После первого неудачного наскока кампанцы стали действовать осторожнее и, повинуясь командам многоопытного Гиласа, выстроились полукругом, отгородившись от противника большими овальными щитами и выставив вперед короткие обоюдоострые мечи. Фракийцы нападали, но пока безрезультатно.

Друз, с горящими от азарта глазами, выкрикивал советы, которые его фавориты, конечно, не могли услышать.

Увлеченные зрители бесновались, подскакивая на своих местах. Даже нежные девственные весталки покрылись румянцем и выкрикивали что-то воинственное.

— Бей его!

— Нападай!

— Промазал, растяпа!

Бой становился все более ожесточенным. В один момент показалось было, что вот сейчас фракийцы прорвут оборону соперников и уничтожат их, но лидер кампанцев Гилас спас ситуацию. Его меч молниеносно пронзил горло ближайшего римлянина и тут же другой самнит обрушил свой тяжелый щит на голову самого Колумба. Тот попятился и упал на песок, оглушенный.

Торжествующий крик гостей из провинции утонул в горестном вопле трибун. Теперь самниты перешли в контратаку.

Но фракийцы сумели отстоять своего предводителя, им даже удалось вывести из строя еще одного противника. Инициатива снова перешла к хозяевам арены. Двое самнитов получили раны и опустились на песок, не в состоянии продолжать бой. Потом рухнул еще один, сраженный насмерть. Пострадал, правда, и один из фракийцев.

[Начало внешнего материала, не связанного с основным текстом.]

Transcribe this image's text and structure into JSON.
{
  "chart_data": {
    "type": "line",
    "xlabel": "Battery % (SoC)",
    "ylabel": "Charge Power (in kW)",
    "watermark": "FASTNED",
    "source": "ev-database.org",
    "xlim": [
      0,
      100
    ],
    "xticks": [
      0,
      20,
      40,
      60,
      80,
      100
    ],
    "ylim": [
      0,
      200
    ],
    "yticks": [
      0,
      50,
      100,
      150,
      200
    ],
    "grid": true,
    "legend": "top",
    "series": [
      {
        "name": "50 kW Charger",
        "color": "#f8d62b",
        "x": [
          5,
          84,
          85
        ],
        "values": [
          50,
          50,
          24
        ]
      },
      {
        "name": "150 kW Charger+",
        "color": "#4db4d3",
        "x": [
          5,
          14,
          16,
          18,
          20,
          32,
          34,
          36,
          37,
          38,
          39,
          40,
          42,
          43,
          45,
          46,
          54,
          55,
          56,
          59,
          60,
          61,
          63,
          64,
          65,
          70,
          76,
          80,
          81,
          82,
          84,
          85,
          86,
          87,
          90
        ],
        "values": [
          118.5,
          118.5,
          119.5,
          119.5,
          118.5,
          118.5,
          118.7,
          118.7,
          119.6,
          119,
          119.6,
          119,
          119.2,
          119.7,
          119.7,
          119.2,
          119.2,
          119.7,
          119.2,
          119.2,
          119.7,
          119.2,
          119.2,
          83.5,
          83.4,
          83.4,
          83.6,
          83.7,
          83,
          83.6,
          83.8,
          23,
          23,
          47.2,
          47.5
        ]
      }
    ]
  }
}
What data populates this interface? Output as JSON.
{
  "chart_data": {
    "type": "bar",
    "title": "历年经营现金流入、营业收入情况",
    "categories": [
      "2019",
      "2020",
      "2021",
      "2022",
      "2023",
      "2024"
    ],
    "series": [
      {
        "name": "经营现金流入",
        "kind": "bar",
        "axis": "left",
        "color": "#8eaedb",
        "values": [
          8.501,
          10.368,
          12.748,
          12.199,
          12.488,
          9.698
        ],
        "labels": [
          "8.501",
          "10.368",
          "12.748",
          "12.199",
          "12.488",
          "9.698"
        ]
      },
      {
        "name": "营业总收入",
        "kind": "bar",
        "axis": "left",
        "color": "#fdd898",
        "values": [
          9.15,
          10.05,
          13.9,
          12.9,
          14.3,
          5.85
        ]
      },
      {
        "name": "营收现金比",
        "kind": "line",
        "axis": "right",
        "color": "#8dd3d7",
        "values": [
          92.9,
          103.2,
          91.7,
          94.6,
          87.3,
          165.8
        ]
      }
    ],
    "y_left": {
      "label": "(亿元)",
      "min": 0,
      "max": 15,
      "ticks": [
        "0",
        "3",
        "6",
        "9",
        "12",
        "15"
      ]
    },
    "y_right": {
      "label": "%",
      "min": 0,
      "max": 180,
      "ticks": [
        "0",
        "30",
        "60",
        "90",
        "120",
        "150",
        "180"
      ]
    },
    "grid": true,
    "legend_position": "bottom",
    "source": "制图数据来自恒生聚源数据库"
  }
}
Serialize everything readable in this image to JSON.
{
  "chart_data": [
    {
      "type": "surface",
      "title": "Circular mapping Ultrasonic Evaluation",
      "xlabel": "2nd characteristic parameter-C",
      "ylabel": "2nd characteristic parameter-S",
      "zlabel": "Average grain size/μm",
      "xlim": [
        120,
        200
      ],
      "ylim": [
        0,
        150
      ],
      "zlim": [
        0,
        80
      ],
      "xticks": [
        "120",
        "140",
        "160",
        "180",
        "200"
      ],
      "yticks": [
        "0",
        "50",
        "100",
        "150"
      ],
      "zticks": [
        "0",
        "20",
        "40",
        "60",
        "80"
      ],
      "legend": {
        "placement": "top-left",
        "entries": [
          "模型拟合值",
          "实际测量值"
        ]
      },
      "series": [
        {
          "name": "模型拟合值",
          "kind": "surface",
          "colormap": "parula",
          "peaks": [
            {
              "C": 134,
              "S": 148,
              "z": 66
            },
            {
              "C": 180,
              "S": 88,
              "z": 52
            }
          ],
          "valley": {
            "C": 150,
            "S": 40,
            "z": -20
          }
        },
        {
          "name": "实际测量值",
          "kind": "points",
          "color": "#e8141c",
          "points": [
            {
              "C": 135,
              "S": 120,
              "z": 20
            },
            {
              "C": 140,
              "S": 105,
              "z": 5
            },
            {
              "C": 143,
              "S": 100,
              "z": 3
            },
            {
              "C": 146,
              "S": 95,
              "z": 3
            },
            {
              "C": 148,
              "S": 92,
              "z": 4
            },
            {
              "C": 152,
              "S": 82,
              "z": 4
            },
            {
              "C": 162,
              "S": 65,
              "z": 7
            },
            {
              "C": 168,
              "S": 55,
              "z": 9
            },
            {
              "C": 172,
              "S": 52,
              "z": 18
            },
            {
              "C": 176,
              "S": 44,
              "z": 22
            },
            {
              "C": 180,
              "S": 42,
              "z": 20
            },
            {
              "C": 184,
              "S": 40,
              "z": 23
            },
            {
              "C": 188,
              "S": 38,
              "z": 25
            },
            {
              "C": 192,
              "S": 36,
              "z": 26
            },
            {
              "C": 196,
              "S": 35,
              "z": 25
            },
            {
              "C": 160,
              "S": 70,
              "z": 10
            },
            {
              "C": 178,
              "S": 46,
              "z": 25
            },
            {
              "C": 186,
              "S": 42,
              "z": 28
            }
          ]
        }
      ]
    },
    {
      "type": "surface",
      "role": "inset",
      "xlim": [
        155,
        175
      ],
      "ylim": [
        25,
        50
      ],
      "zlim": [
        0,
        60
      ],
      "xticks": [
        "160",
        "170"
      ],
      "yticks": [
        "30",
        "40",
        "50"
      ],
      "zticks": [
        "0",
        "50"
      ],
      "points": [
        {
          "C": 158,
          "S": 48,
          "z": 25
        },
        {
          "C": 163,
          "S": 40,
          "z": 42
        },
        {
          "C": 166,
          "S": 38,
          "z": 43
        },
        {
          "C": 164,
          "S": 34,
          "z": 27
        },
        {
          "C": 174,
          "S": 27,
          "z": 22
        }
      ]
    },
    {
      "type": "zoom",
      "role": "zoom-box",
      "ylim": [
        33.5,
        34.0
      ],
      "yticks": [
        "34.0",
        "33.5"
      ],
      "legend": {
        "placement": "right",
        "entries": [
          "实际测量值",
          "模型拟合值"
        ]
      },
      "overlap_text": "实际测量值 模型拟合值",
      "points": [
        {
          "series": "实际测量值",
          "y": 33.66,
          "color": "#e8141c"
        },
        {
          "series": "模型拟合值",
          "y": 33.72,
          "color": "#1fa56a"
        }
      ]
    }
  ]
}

На скамье, предназначенной для всадников, сидел грузный черноволосый мужчина, а радом с ним — шестилетний мальчик, его сын. Они специально приехали из Этрурии, чтобы посмотреть игры.

Мальчик еще никогда не видел такого зрелища, и теперь ему было страшно. Он зажмурился и отвернулся. Отец заметил это.

— Смотри, сынок, — сказал он твердо, беря ребенка за худенькие плечи и разворачивая лицом к арене. — Смотри, как умеют сражаться и умирать эти люди. А ведь они всего-навсего презренные рабы, жалкие гладиаторы. Насколько же выше, сильнее, храбрее должен быть римлянин. А ты римлянин, сынок. Смотри же и учись. И никогда не забывай этого.

Мальчик беззвучно всхлипнул, сжал зубы и открыл глаза. Больше он их не закрывал, хотя иногда так хотелось...

Мальчика звали Тит Флавий Веспасиан. Через пятьдесят пять лет он станет цезарем и именно он начнет строительство знаменитого Колизея, величайшего амфитеатра всех времен.

А когда, уже на ложе смерти, он почувствует приближение кончины, то вспомнит слова отца и скажет слабым прерывистым голосом:

— Поднимите меня. Римский цезарь должен умирать стоя.

А бой продолжался, хотя исход его был уже практически предрешен — римляне добивали кампанцев под аккомпанемент несмолкающего рева трибун.

— Давай! Давай! — орал Друз, перегнувшись через перила ложи.

Сабин искоса взглянул на Флакка, но тот, казалось, вовсе не был огорчен проигрышем.

— Хороший бой, — сказал он с уважением. — За такой и денег не жалко. Не то что смотреть, как избивают бедных страусов.

Но Друз не услышал насмешки, он весь был там, на арене.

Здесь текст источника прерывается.